Parfaitement légitime en démocratie, le débat doit être l'occasion de rappeler des principes fondateurs, de fixer le cadre des futures politiques publiques, de définir un nouveau projet éducatif pour nos enfants, et de formaliser définitivement les règles à destination de certaines féodalités naissantes ou installées. Ne l'oublions pas, l'identité nationale sert plus largement aussi à définir l'intérêt national. Le débat dans lequel nous, nous voulons nous engager, n'a pas pour objet de diviser, mais au contraire, de retrouver les voies du rassemblement. Le débat sur la nation et sur l'identité nationale suppose dans notre esprit la recherche de ce qui unit et non de ce qui divise.

Comme le rappelle d'ailleurs le véritable nom du Front National, Front National pour l'unité française. Alors bien sûr, par rapport au parti institutionnel, le Front National qui défend une conception ouverte mais ferme de la nation a un point de vue dissident à faire valoir. Il défend une vision fusionnelle de la nation, loin de la conception contractuelle de la nationalité. On est français par imprégnation et non par simple adhésion unilatérale à de vagues principes souvent mal assimilés. Le Front National professe par ailleurs de manière déterminée que dans son pays, aucun français ne doit avoir besoin de négocier pour vivre comme un français.

Sur cette question de l'identité, le FN est une fois de plus seul, n'étant soutenu par personne, sauf par le peuple. Dès l'origine, par esprit de rassemblement, le Parti National a accepté de surmonter les arrières-pensées politiques des promoteurs d'une opération manifestement électoraliste. Immédiatement et sans condition, il a tendu la main pour un dialogue ouvert et loyal. M. Sarkozy n'a malheureusement pas répondu à cette offre de rassemblement. A l'évidence, les conditions d'organisation du débat officiel montrent qu'il est confisqué par la caste au pouvoir. Imanquablement, il verra défiler dans un théâtre d'ombre de débats de sous-préfectures les inévitables stipendiers du système.

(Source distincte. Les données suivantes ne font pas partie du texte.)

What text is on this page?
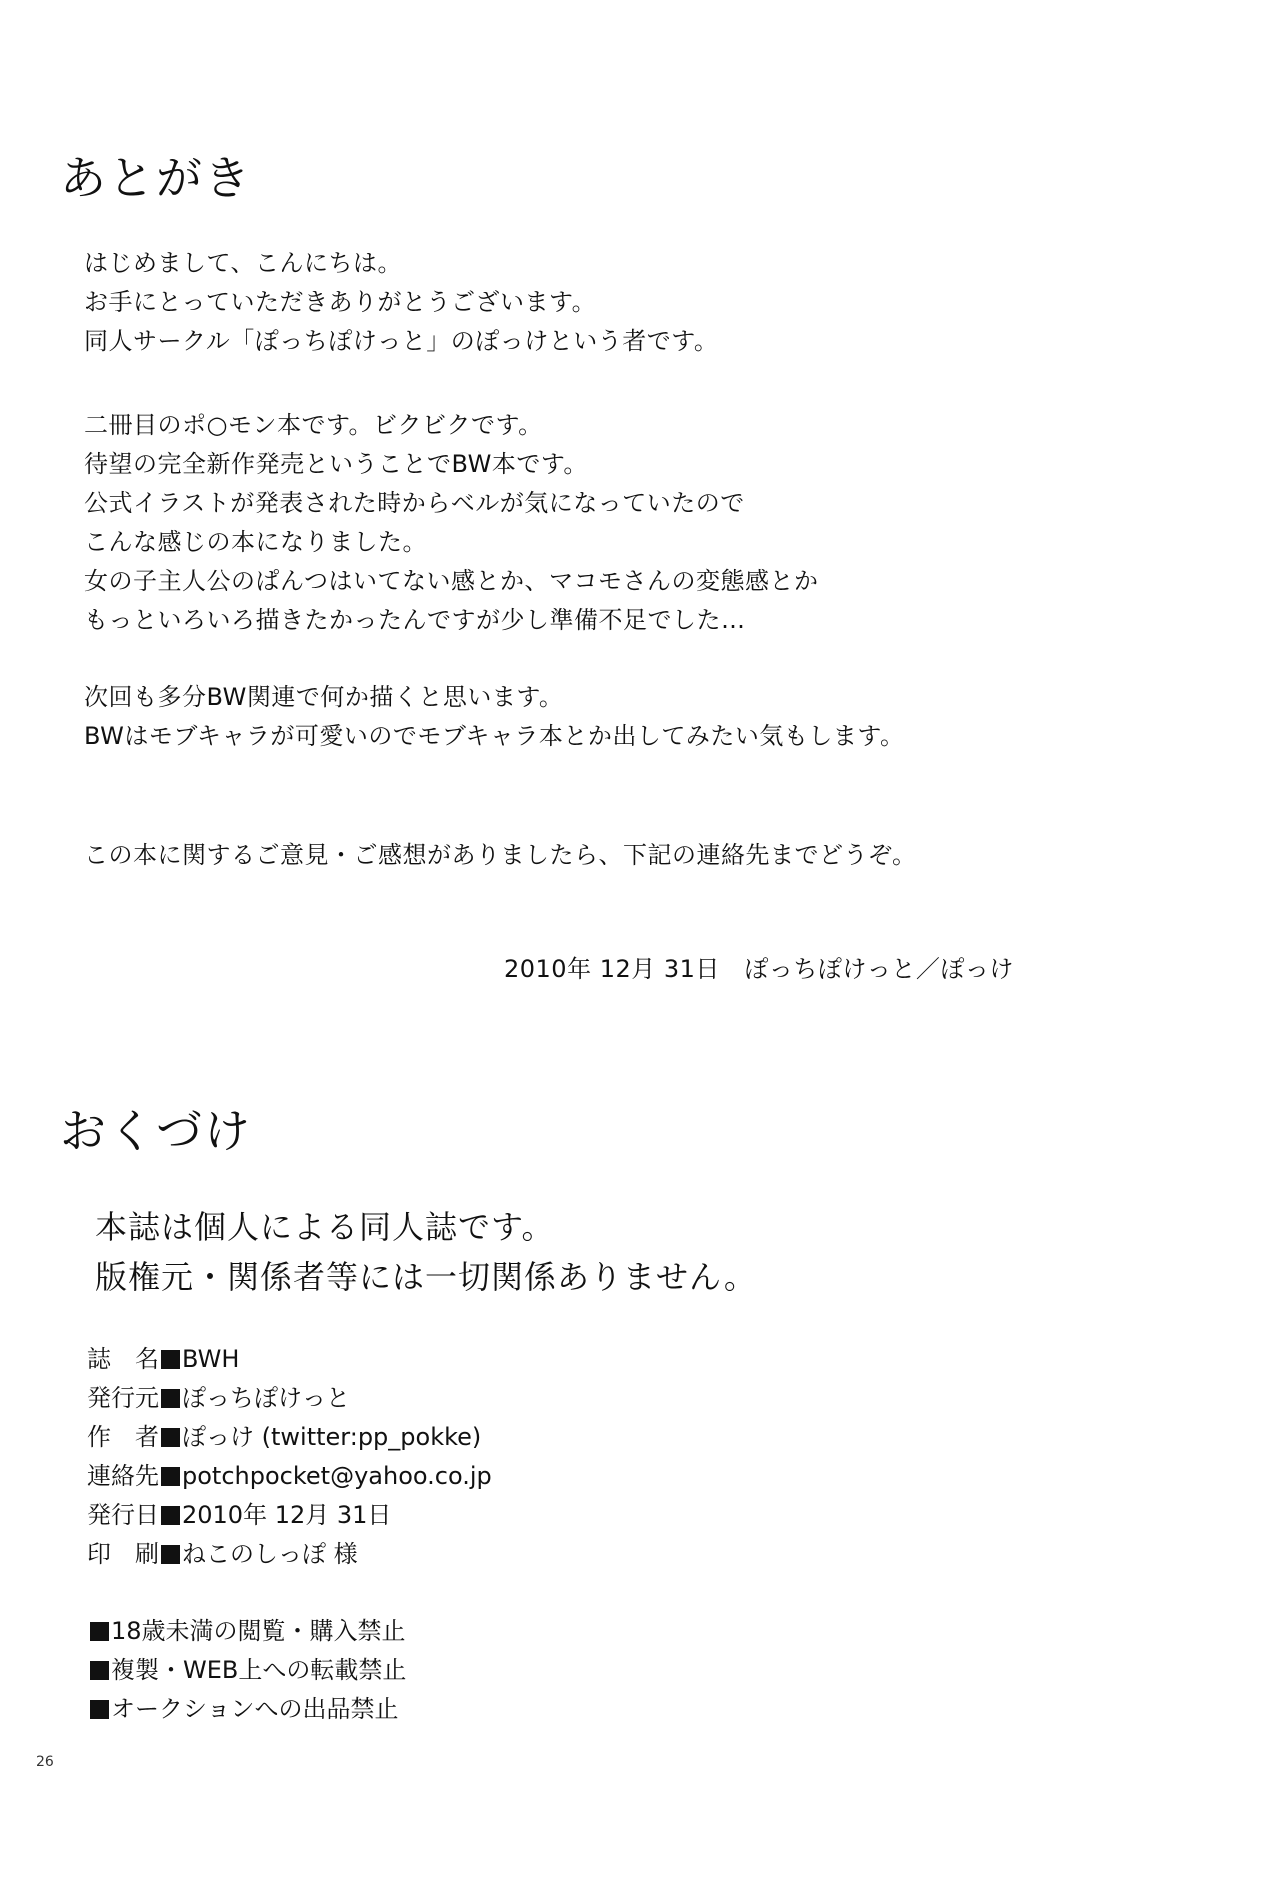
あとがき
はじめまして、こんにちは。
お手にとっていただきありがとうございます。
同人サークル「ぽっちぽけっと」のぽっけという者です。
二冊目のポ○モン本です。ビクビクです。
待望の完全新作発売ということでBW本です。
公式イラストが発表された時からベルが気になっていたので
こんな感じの本になりました。
女の子主人公のぱんつはいてない感とか、マコモさんの変態感とか
もっといろいろ描きたかったんですが少し準備不足でした…
次回も多分BW関連で何か描くと思います。
BWはモブキャラが可愛いのでモブキャラ本とか出してみたい気もします。
この本に関するご意見・ご感想がありましたら、下記の連絡先までどうぞ。
2010年 12月 31日　ぽっちぽけっと／ぽっけ
おくづけ
本誌は個人による同人誌です。
版権元・関係者等には一切関係ありません。
誌　名 BWH
発行元 ぽっちぽけっと
作　者 ぽっけ (twitter:pp_pokke)
連絡先 potchpocket@yahoo.co.jp
発行日 2010年 12月 31日
印　刷 ねこのしっぽ 様
18歳未満の閲覧・購入禁止
複製・WEB上への転載禁止
オークションへの出品禁止
26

Il verra les postes les plus dérangeants pour le pouvoir être passés à la trappe. Face à cette censure qui n'ose pas dire son nom, un site alternatif s'est ouvert, identiténationale.net. Cet espace d'expression et de dialogue accueillera sans aucune exclusive tous les Français qui veulent s'exprimer sans censure. Cet apport volontaire, spontané et libre nourrira les contributions du Front National et inspirera ou amendera les propositions qu'il sera amené à rendre publics lors de ces prochaines semaines. Il n'a pour seule prétention que de retrouver les voies de l'identité et de l'unité nationale.